My daughter has TB, but is okay--I have written proof.

Oldest is in nursing school and before the students meet patients they had routine blood tests. She came up positive on the TB. More tests verified that, so she’s starting on antibiotics Monday. She doesn’t know where she got exposed, maybe at work (she works at an international convention center) or on a flight.

Because I’m of a certain age I asked her if she was HIV positive. No, she takes Humira for her psoriasis, making her vulnerable. Considering how many ads I see for that stuff, it should be my default cause; it is now that the AIDS patients my age are dead from TB. She honestly once asked me why she knows gay guys older and younger than me but none my age. I gave her the stink-eye for being stupid.
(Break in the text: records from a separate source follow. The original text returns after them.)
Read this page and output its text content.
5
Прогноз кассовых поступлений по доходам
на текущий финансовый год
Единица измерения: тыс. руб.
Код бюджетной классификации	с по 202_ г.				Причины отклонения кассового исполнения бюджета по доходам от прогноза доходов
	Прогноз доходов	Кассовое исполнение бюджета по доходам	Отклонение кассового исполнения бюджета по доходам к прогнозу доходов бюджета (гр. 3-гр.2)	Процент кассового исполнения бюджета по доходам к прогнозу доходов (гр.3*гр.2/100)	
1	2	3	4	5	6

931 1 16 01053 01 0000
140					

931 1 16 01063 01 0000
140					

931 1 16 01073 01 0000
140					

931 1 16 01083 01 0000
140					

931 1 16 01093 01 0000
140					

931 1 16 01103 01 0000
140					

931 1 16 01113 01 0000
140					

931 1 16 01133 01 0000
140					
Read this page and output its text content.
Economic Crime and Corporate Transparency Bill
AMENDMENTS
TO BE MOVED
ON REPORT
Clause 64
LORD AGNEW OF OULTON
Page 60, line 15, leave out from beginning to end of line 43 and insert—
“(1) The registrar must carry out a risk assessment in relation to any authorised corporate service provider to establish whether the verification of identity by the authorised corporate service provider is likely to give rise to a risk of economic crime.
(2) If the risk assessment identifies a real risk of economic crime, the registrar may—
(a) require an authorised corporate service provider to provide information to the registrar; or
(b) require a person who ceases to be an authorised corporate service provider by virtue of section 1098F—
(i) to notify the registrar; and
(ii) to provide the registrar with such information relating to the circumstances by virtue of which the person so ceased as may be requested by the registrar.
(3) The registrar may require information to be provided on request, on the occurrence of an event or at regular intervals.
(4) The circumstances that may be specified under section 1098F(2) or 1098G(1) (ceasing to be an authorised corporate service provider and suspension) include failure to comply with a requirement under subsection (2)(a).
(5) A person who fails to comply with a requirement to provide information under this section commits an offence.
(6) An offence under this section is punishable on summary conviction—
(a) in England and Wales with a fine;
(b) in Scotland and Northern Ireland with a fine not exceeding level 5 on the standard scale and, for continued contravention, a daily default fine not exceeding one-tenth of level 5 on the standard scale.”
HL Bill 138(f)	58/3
She sent me a letter from the health department detailing the tests she passed and how she’s safe to work in or visit her dad in a nursing home.

Gawd! The hits just keep coming. So sorry. I hope she never has symptoms.

What I was told when I got a TB test (because I was going to teach), a positive reaction merely means one has probably been exposed to TB: the TB bacilli are in the body, but they’re latent. Antibiotics do a good job of knocking out them out, though she may have to be on them for awhile. Since she’s not contagious and is getting treated, this is more one of those WHEW, THAT COULD’VE BEEN AWFUL! moment than an OMG occasion.

I’m so glad she’s going to be OK and can visit you!

It is going to be a little bit of a problem with employment. Tell her to start a folder with her lab results and radiology readings. She is going to have to prove that the TB is latent. Will likely crop up every time she starts a new job.

Yeah - my dad always came up positive on TB skin tests. We even know where/when he was most likely exposed: in high school he helped the family business of undertaking/funeral director by helping to pick up the deceased and preparing them for burial. Including pick-ups from TB sanitariums in the days before antibiotics were a thing.

Never, ever got actually sick from that. Never showed any signs of have TB other than the positive skin tests.

Also worked most of his life in the healthcare field and hospitals. Got a few more chest x-rays than average over the years but it did not stand in the way of his employment.

Your daughter is going to be fine.

A cousin of mine had a weird result from a TB test, he ended up having aplastic anemia and went through a couple years of hell there before getting a bone marrow transplant.

I’m 99.999% sure it’s just Latent TB infection (LTBI), which is dormant, non-contagious, gives no symptoms, does not damage the person with it. It can be treated with 12 doses of INH and rifapentine, once a week x 12 weeks. But mostly this treatment is only recommended for people with compromised or potentially compromised immune systems, as in healthy adults in the US, chance of activation of this LTBI in the person is very, VERY low.

I deal with this stuff on a weekly basis. in over 17 years of seeing about 3 positive TB blood tests a week in my patients, only two patients in those 17 years actually had active TB disease. The rest were LTBI.

Oh, and the blood test has a LOT of false positive results too, so the chances she has LTBI, even with a positive blood test, are probably about 20% or less. I had to review all this stuff two months ago for an affidavit for a court case, so I’m fairly current.

…WTactualF??

People with weak immune systems are more likely to contract and/or develop tuberculosis. As a result, a lot of people with AIDS end up with tuberculosis. I don’t know what percentage of people with tuberculosis are HIV+ (or, more relevantly, what the percentage was during dropzone’s era), but it’s not an out-of-left-field question.

If the daughter is concerned enough about her nursing-home-confined father’s health that she immediately informed him (and showed her medical records) that she tested positive for TB, wouldn’t you think that being HIV+ would be a conversation she would have had? Also, amidst her likely concerns about her own health and her future employment (in the two-decades+ I worked in the medical field, we ALWAYS knew who the TB+ coworkers were, which was a never-ending source of frustration for them about their medical history being a source of public discussion), I would hope that a parent would have “Gee, I wonder if she has another significant disease too!” pretty far down on their list of questions/supportive statements, particularly when that assumption still (stupidly) carries a tremendous amount of stigma, way more than a positive TB test.